As of 5:00 a.m. EDT, subtropical storm Ana was positioned approximately 160 miles south-southeast of Myrtle Beach, South Carolina – with maximum sustained winds of 45 miles per hour.  The storm was moving north-northwest at one mile per hour.

A tropical storm watch is in effect for the Atlantic coast from Edisto Beach, South Carolina, to Cape Lookout, North Carolina, although (good news alert) Ana is not expected to organize or intensify prior to its center of circulation coming ashore sometime on Sunday.

In other words the storm is likely to bring rain and some decent waves for surfers … as opposed to damaging winds and flooding.

South Carolina has seen 23 hurricane landfalls since 1893 – the most infamous being Hurricane Hugo in 1989. Fortunately the state has avoided any direct hits from major storms since then, although there have been several close calls – including Hurricane Irene in 2011.

The record for the most named storms in a given hurricane season – which technically runs from June 1 through the end of October (with a September 10 peak) – is twenty-five (set in 2005).  The record for the fewest named storms?  Four – in 1983.

Experts have predicted a quiet 2015 season, with seven named storms, three hurricanes and one major hurricane.
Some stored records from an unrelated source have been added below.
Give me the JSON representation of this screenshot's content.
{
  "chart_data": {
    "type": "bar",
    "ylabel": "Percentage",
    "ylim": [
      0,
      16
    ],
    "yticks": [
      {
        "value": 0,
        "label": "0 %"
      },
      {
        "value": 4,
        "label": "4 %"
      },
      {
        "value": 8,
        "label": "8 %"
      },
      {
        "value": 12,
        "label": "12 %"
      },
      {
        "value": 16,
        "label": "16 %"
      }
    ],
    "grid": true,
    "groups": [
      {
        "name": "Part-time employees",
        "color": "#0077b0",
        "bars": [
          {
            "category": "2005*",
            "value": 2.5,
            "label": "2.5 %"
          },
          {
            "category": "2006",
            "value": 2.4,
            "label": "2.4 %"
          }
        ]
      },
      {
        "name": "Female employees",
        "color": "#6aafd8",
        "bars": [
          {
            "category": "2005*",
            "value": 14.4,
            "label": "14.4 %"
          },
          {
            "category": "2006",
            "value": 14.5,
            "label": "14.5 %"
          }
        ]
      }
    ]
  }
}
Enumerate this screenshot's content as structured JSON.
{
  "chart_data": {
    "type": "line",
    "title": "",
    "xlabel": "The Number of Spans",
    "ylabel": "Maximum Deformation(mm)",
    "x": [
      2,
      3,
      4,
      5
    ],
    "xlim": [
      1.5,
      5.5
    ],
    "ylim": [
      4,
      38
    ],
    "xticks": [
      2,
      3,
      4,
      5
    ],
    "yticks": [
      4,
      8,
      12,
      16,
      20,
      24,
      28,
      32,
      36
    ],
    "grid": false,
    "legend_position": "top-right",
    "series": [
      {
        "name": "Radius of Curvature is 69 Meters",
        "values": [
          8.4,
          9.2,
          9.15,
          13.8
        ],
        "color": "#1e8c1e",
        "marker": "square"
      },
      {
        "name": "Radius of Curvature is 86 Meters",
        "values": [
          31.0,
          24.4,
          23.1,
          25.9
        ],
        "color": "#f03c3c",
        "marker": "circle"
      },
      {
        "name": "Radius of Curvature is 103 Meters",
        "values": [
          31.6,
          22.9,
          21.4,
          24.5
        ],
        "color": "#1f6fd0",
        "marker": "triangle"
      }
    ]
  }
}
Ana isn’t the first early storm.  A pair of tropical systems – Alberto and Beryl – formed in 2012, with Beryl becoming the strongest off-season Atlantic storm to make landfall in the United States.  In 2007, Andrea formed off the coast of Florida – claiming five lives.  She isn’t even the earliest system to bear her name, as a 2003 storm named Ana formed in April 2003.